More evil on the Free Trade front: Similar to the Sonny Bono Act here, Disney et al. have convinced Australia as part of its free trade agreement with the USA to extend its copyright term for all works (domestic or foreign) by 20 years, including giving protection back to works already in the public domain.
In other words, even works that have been free and available to the public for years will now locked back up again under copyright:
"The outcome is bad for libraries," said Colette Ormonde, copyright adviser for the Australian Library and Information Association. "It is bad for students. It is bad for researchers. It is bad for all information users."
"People who have been using information that is in the public domain will suddenly have to pay for it."

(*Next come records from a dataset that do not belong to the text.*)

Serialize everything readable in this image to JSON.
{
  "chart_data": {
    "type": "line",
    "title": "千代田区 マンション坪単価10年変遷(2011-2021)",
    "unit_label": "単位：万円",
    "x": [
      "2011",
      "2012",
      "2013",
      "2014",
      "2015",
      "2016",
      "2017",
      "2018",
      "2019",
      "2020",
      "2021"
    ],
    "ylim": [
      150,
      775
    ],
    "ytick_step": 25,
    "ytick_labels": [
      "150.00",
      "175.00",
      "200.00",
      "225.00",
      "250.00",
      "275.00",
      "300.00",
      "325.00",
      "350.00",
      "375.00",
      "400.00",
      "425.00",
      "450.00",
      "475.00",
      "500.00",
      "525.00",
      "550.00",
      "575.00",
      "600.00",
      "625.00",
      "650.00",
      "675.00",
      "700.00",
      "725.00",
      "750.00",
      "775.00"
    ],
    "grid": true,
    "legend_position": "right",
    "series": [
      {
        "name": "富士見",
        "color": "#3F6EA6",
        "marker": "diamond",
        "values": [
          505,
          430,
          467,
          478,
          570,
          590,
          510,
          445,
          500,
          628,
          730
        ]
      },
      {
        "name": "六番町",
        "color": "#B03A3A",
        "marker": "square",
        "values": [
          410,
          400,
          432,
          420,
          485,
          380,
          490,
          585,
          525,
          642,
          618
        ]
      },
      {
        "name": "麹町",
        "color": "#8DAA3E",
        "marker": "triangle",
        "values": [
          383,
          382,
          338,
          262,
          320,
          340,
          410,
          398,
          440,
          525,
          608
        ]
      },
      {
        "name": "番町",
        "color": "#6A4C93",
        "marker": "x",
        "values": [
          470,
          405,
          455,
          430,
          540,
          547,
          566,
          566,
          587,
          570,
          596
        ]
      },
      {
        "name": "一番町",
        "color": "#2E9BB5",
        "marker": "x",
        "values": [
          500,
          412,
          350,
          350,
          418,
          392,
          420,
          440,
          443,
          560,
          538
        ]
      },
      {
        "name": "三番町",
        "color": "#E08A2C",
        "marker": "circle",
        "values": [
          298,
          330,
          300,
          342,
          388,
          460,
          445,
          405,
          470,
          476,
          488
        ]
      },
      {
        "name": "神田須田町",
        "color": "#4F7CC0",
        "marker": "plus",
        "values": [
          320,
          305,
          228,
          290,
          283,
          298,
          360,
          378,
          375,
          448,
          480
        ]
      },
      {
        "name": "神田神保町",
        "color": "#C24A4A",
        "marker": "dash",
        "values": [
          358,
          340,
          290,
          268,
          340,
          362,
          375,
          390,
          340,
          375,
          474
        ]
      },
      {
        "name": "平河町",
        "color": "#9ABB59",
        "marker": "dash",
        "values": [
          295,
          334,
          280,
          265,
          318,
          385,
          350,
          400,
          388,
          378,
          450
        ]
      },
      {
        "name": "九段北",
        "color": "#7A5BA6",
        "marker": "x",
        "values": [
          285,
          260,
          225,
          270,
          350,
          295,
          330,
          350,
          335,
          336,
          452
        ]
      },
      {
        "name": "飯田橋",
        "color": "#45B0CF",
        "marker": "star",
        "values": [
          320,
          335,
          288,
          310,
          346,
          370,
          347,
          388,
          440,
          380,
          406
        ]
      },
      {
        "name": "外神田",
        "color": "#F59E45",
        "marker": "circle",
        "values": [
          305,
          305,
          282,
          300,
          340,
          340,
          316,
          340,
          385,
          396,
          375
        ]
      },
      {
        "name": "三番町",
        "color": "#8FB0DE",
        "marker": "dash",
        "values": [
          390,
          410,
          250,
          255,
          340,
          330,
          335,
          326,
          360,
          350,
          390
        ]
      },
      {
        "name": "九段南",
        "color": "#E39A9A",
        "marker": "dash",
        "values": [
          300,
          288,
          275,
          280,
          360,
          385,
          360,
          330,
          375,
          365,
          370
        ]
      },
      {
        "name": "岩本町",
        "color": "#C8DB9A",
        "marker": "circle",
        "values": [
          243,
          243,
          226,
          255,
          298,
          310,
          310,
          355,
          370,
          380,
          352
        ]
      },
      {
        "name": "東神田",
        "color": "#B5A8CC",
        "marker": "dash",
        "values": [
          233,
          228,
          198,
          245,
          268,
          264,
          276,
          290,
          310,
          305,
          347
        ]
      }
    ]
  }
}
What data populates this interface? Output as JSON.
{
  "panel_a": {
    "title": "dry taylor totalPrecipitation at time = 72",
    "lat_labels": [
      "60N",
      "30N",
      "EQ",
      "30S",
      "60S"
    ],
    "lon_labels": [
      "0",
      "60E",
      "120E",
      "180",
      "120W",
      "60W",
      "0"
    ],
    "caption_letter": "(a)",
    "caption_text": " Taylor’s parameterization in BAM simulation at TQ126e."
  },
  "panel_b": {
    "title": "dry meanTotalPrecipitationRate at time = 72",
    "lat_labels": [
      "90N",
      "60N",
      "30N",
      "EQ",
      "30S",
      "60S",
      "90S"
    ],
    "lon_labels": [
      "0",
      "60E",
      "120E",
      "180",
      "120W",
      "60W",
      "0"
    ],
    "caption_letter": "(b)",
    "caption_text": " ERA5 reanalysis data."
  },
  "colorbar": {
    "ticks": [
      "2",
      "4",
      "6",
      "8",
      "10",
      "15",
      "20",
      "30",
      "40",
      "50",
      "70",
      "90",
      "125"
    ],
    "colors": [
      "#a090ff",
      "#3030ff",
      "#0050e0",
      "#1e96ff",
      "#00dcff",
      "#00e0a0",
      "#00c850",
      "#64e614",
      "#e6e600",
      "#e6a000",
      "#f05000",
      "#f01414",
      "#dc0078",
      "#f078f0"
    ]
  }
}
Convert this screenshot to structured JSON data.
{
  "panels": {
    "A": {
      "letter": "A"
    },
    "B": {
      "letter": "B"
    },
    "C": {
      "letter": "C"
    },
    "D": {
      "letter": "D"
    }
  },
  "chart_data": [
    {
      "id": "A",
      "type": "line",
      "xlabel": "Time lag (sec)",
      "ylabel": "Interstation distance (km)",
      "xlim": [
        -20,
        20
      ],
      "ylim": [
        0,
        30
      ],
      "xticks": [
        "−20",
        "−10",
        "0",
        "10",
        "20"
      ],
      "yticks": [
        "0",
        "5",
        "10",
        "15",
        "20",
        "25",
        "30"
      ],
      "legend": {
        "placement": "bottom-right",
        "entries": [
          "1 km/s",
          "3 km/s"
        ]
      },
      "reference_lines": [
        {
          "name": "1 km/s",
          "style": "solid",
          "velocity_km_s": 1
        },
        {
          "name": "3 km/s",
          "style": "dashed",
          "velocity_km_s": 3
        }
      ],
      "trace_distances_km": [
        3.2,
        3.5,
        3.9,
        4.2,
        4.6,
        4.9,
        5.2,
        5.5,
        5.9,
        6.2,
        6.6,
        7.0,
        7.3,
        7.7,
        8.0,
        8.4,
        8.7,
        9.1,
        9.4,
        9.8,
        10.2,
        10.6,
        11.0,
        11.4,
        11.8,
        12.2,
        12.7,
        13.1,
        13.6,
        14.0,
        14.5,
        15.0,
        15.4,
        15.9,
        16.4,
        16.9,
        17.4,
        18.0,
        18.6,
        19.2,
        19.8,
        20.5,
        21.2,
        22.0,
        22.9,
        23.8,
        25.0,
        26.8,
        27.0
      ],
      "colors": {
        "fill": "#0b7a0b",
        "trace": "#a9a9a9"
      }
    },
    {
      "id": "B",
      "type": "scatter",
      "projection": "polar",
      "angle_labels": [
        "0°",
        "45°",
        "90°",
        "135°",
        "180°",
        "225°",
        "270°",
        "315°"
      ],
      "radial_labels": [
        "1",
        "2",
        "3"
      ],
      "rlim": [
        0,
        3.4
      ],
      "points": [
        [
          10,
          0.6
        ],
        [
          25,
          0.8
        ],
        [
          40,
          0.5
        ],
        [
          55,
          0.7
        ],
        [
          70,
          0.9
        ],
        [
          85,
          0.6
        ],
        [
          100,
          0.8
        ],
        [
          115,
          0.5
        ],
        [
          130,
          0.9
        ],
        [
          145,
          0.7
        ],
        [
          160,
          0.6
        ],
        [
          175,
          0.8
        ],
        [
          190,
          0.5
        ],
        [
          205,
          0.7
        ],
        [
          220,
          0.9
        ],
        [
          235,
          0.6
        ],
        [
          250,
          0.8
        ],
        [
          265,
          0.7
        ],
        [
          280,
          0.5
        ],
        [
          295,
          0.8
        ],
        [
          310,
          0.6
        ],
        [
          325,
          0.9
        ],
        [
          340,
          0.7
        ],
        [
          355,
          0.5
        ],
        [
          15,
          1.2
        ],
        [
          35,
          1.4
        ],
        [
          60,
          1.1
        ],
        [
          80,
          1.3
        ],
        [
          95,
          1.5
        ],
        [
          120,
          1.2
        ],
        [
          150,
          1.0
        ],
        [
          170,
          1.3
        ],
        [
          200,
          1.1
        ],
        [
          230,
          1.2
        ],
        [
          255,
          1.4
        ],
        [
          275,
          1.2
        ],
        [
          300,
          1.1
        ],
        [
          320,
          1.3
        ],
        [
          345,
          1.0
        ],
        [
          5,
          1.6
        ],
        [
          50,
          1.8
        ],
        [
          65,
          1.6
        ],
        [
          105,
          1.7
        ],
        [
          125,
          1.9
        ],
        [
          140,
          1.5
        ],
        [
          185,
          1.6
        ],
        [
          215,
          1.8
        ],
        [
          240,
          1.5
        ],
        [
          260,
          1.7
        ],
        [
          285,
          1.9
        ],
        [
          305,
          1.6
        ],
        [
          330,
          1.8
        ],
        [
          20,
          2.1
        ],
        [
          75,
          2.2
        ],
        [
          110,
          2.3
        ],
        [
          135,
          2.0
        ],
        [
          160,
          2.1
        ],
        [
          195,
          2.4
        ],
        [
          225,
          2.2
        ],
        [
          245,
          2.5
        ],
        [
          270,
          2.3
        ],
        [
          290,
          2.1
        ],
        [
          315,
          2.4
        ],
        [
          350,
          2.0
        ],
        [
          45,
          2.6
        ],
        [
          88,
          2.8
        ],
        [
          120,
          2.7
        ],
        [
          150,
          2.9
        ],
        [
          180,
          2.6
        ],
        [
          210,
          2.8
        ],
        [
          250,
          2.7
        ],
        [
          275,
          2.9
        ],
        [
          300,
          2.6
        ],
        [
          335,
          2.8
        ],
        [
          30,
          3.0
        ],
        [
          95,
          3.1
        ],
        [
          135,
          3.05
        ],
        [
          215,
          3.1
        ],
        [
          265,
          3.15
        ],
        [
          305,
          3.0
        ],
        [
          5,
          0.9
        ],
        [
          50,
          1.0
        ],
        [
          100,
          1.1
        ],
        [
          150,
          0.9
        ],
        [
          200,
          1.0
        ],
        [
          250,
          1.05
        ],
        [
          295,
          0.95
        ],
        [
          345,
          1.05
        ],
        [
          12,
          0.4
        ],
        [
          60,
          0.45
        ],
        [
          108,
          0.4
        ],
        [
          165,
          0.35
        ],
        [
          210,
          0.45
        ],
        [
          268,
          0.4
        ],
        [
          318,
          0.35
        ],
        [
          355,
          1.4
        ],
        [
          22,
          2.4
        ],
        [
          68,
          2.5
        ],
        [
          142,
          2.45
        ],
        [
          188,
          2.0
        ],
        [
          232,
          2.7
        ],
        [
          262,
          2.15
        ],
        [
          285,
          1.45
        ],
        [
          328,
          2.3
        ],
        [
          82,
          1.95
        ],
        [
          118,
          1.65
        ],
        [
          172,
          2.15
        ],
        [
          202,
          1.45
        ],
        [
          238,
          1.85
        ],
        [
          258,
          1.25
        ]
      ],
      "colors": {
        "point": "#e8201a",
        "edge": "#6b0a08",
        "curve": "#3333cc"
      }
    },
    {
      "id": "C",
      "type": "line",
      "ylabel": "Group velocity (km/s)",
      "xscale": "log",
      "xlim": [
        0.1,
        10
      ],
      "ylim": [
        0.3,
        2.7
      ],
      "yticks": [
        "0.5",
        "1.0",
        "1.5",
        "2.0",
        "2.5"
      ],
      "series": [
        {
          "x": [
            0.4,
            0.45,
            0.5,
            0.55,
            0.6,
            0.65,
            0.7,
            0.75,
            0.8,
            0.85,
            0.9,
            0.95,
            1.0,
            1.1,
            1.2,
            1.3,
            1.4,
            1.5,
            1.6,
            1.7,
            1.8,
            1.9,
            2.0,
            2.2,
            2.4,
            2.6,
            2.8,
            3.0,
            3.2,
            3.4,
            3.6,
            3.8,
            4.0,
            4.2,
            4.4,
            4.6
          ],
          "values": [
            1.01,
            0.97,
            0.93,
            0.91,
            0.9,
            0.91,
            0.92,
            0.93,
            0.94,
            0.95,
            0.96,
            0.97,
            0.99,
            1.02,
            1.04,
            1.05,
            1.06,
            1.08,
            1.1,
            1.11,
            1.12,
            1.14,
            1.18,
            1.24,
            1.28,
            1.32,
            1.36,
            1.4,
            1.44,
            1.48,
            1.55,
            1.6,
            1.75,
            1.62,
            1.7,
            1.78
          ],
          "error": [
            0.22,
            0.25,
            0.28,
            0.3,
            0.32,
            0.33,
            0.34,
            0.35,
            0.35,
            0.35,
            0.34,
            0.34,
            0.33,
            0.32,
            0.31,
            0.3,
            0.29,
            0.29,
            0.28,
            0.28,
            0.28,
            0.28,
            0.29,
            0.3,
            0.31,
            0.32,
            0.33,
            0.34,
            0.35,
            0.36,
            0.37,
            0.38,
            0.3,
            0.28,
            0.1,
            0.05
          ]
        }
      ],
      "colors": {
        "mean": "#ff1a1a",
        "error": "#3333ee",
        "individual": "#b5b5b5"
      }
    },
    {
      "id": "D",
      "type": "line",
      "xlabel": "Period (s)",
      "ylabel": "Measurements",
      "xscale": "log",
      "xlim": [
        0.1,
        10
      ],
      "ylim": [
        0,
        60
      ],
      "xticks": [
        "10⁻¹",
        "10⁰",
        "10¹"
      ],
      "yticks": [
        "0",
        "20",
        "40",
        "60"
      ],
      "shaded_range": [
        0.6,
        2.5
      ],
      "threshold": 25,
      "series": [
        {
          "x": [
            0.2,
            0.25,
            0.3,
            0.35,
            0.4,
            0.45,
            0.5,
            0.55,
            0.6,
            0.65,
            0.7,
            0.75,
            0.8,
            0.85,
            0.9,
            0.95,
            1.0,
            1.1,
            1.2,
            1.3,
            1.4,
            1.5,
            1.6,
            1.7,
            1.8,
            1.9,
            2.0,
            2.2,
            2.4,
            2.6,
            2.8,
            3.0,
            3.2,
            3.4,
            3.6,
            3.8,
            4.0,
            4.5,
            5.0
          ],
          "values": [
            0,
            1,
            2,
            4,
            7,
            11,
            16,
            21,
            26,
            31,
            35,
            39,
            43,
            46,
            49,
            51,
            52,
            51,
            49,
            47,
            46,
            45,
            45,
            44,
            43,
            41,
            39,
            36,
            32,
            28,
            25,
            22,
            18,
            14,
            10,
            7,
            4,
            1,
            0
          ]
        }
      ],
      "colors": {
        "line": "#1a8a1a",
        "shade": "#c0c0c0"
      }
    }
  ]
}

Not only that, but the new law will create all kinds of uncertainty for those works that are no longer commercially available or have no clear copyright owner. In the public domain, users never had to worry about permissions. Now, the threat of lawsuits by revived copyright owners will have a chilling effect on use of previously available works:
[Australian National University law lecturer Matthew Rimmer] said two decades of culture, which would previously have been freely used, quoted and republished, would revert to corporate control.
"This is literally a Mickey Mouse cultural shift," Dr Rimmer said. "The US extended their copyright terms recently after intense lobbying by a group of powerful corporate copyright holders, most notably Walt Disney, which faced the expiry of its copyright on Mickey Mouse and other famous cartoon characters."
Interesting, the Australia Trade Rep., Mark Vaile, didn't even try to hide his country's capitulation to U.S. copyright interests:
"Our position was that we did not think we needed to go the extra 20 years . . . but in the context of the overall agreement we were happy to," the [Vaile] spokesman said.
And a final sad note:
Dr. Rimmer described the changes as a victory for corporate America over Australia's public interest, and contradicted the Intellectual Property Review Committee's recent finding there was no evidence to support a copyright extension.
He said Project Guttenberg Australia, an online respository of public domain works, was likely to be among the first to suffer.